It looks like state politicians are starting to get a little
antsy about the fallout from the 6.5 percent transit fare hike that the MTA is
pushing for to bridge an expected $1.3 billion budget deficit. In a report
issued Monday (available here), state comptroller Tom DiNapoli urged the MTA to
“put commuters first” and hold off on plans to vote on the increase until more
is known about other potential sources of revenue.
The State Legislature, he
argued, is expected to make a decision about whether to implement the Mayor’s
congestion pricing scheme by the end of March, which could bring in millions.
DiNapoli also wants the city and state—which now contribute only 6% of the
city’s transit budget—to invest more money in the system. He pointed out that
the new State budget could include unexpected additional funds for the MTA. “When
we have those numbers, and we know better where we’re at, there will still be
plenty of time to consider a fare increase,” DiNapoli said. “But it really
seems to be jumping the gun to do the fare increase first.”
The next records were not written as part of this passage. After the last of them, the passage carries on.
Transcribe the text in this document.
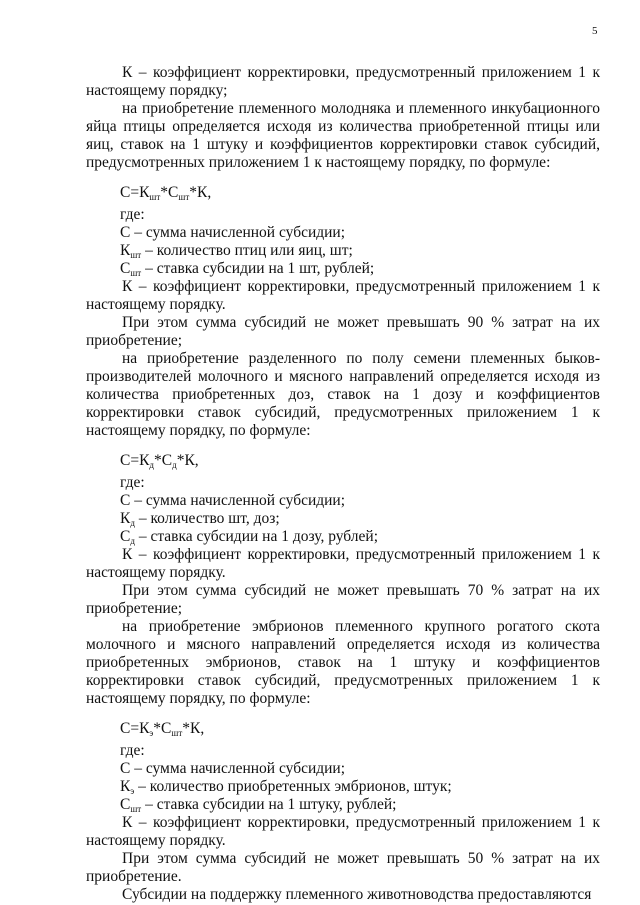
5

К – коэффициент корректировки, предусмотренный приложением 1 к настоящему порядку;

на приобретение племенного молодняка и племенного инкубационного яйца птицы определяется исходя из количества приобретенной птицы или яиц, ставок на 1 штуку и коэффициентов корректировки ставок субсидий, предусмотренных приложением 1 к настоящему порядку, по формуле:

$С=К_{шт}*С_{шт}*К$,

где:

С – сумма начисленной субсидии;

$К_{шт}$ – количество птиц или яиц, шт;

$С_{шт}$ – ставка субсидии на 1 шт, рублей;

К – коэффициент корректировки, предусмотренный приложением 1 к настоящему порядку.

При этом сумма субсидий не может превышать 90 % затрат на их приобретение;

на приобретение разделенного по полу семени племенных быков-производителей молочного и мясного направлений определяется исходя из количества приобретенных доз, ставок на 1 дозу и коэффициентов корректировки ставок субсидий, предусмотренных приложением 1 к настоящему порядку, по формуле:

$С=К_д*С_д*К$,

где:

С – сумма начисленной субсидии;

$К_д$ – количество шт, доз;

$С_д$ – ставка субсидии на 1 дозу, рублей;

К – коэффициент корректировки, предусмотренный приложением 1 к настоящему порядку.

При этом сумма субсидий не может превышать 70 % затрат на их приобретение;

на приобретение эмбрионов племенного крупного рогатого скота молочного и мясного направлений определяется исходя из количества приобретенных эмбрионов, ставок на 1 штуку и коэффициентов корректировки ставок субсидий, предусмотренных приложением 1 к настоящему порядку, по формуле:

$С=К_э*С_{шт}*К$,

где:

С – сумма начисленной субсидии;

$К_э$ – количество приобретенных эмбрионов, штук;

$С_{шт}$ – ставка субсидии на 1 штуку, рублей;

К – коэффициент корректировки, предусмотренный приложением 1 к настоящему порядку.

При этом сумма субсидий не может превышать 50 % затрат на их приобретение.

Субсидии на поддержку племенного животноводства предоставляются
But Eliot Spitzer has already begun publicly criticizing the
DiNapoli report and gave no indication that he plans to up MTA funding: “Simply
saying, ‘Aha! We got congestion pricing, therefore no fare increase.’ Bad
logic, bad facts, don’t fall into that trap,” Spitzer said. He noted that even
if congestion pricing were implemented, funds wouldn’t start rolling in until
2009, at the earliest, and that the MTA is unlikely to be granted the nearly
$400 million in additional funds it has requested from the state. Well, that’s
not very generous now, is it.
In related transit news, the mayor announced yesterday that
the city has issued a Request for Expression of Interest from private companies
that would like to “design, implement and maintain” the infrastructure for his
congestion pricing scheme—the same scheme that was declared “dead” months ago
and hasn’t even been passed by the State Legislature. The federal government
has already promised $10.4 million to help with construction— far less than it
would cost to install the needed infrastructure—and Bloomberg said he believes
that hiring a private firm could be a viable alternative to government spending.
Does that mean our Subway Mayor’s a Republican after all?